Discover one of the most spectacular nature tourism destinations in the USA!
The Pennsylvania Wilds is an easily accessible region encompassing the biggest block of green between New York City and Chicago, with more than 2 million acres of public land. Ready to travel across the Wilds and savor our region’s bounty of natural beauty and friendly towns? Explore navigational details, maps and helpful links to plan your trip.
Get here by road! The Pennsylvania Wilds is within a 6-hour drive for 50 million people.

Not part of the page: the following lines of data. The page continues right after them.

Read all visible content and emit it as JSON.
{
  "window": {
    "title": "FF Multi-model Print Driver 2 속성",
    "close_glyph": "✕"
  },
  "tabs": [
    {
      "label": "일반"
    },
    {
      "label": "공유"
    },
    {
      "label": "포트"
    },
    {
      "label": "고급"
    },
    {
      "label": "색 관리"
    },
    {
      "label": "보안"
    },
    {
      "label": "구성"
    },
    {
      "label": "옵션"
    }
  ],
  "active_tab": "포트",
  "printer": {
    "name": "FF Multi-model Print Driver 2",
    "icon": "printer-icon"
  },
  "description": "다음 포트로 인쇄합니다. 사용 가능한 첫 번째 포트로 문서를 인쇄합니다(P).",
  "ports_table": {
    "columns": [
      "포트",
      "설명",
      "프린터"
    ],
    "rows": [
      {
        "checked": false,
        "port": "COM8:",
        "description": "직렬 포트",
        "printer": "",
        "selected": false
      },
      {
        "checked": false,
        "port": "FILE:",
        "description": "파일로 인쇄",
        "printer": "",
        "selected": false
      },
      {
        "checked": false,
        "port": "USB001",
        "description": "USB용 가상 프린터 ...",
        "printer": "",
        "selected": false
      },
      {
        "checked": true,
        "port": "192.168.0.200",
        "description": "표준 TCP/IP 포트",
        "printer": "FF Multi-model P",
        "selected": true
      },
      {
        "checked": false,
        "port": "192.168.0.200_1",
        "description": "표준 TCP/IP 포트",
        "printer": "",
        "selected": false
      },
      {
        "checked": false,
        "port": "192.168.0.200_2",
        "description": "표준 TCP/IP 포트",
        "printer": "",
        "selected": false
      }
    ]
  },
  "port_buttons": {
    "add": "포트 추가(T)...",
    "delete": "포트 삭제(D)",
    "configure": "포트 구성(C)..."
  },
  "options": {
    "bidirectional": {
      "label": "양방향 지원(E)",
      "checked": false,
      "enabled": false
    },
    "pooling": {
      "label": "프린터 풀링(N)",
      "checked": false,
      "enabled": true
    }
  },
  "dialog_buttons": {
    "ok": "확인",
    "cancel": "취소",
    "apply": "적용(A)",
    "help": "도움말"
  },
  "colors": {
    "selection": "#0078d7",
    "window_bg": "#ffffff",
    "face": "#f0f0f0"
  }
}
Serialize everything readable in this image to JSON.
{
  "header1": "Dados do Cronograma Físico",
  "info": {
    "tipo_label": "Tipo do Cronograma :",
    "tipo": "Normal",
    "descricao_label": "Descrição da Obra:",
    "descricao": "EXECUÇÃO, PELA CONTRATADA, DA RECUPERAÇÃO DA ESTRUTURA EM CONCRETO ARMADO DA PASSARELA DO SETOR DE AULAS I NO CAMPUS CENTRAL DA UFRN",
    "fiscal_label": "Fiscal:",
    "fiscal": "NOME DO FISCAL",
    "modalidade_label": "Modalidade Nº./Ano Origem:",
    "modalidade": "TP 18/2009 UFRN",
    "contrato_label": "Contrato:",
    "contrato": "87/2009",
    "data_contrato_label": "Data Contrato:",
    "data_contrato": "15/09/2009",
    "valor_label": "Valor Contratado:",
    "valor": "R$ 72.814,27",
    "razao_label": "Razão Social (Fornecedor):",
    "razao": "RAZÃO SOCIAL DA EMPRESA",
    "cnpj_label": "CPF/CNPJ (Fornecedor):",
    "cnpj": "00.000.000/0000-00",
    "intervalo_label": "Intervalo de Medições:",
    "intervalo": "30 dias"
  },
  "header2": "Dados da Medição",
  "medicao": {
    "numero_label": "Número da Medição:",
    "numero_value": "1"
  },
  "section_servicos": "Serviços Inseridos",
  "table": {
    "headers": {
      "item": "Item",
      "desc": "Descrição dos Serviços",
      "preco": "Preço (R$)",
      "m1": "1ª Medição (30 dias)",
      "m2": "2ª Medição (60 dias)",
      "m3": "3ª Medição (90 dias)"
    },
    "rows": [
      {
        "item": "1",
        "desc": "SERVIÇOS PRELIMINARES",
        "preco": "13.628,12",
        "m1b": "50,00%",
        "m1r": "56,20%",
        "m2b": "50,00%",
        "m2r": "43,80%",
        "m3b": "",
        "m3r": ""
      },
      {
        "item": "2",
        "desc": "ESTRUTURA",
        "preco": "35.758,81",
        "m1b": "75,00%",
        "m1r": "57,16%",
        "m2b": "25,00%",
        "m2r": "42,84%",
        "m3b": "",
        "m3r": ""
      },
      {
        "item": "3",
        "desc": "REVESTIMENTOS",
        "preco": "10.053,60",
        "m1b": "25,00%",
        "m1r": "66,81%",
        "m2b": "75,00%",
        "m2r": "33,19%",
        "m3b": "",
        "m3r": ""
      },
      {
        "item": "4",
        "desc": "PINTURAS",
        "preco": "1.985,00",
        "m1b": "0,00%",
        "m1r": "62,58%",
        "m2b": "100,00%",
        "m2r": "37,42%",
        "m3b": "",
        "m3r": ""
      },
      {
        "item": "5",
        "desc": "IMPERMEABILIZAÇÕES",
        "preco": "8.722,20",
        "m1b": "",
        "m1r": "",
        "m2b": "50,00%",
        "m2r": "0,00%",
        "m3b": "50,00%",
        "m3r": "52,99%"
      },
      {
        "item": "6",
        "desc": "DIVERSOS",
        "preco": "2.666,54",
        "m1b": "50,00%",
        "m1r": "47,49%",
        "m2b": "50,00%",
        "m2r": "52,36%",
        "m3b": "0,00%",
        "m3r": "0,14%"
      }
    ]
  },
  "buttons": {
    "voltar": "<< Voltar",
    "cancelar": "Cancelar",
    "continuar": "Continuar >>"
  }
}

Welcome to road-tripper paradise! From award-winning travel routes, such as PA Route 6 “one of America’s most scenic drives” by National Geographic Travel, to efficient entry-point interstates and landscapes like the I-80 Frontier, to numerous motorcycle loops, many people say the region is best seen and traveled by road. Explore travel routes, distance times and general road safety tips!
Travel By Air! Domestic & International Travel
Numerous airports connect travelers to the Pennsylvania Wilds. Some offer commuter flights to smaller, regional airports. Most travelers rent a car to make the short drive into the Pennsylvania Wilds.
Travel Time Across the Wilds
East to West (or West to East!)
NORTHERN PA WILDS: Scenic Route 6 extends across the northern region of the Pennsylvania Wilds.
TRAVEL TIME: Driving from Mansfield in the east to Warren in the west - via US-6 is approximately 137 miles, 3 hours driving time.
SOUTHERN PA WILDS: Interstate 80 extends across the southern region of the Pennsylvania Wilds.
TRAVEL TIME: Driving from Williamsport in the east to Foxburg in the west - via I-80 is approximately 165 miles, 2 hours and 35 minutes driving time.
Lose (or find!) yourself in the Pennsylvania Wilds lifestyle: a slower pace where the way of life is intertwined with nature and stewardship.
Enjoy the unique community character of many small towns and cities. Talk to the locals – many of whom have lived in the Pennsylvania Wilds for multiple generations, since their ancestors first immigrated to the United States. Once the former lumber capital of the world, the region is home to more than 2 million acres of public land, 50 state game lands, 29 state parks, 8 state forests, 2 National Wild & Scenic Rivers, abundant wildlife, hundreds of miles of land and water trails, some of the darkest skies in the country, and the largest elk herd in the northeast.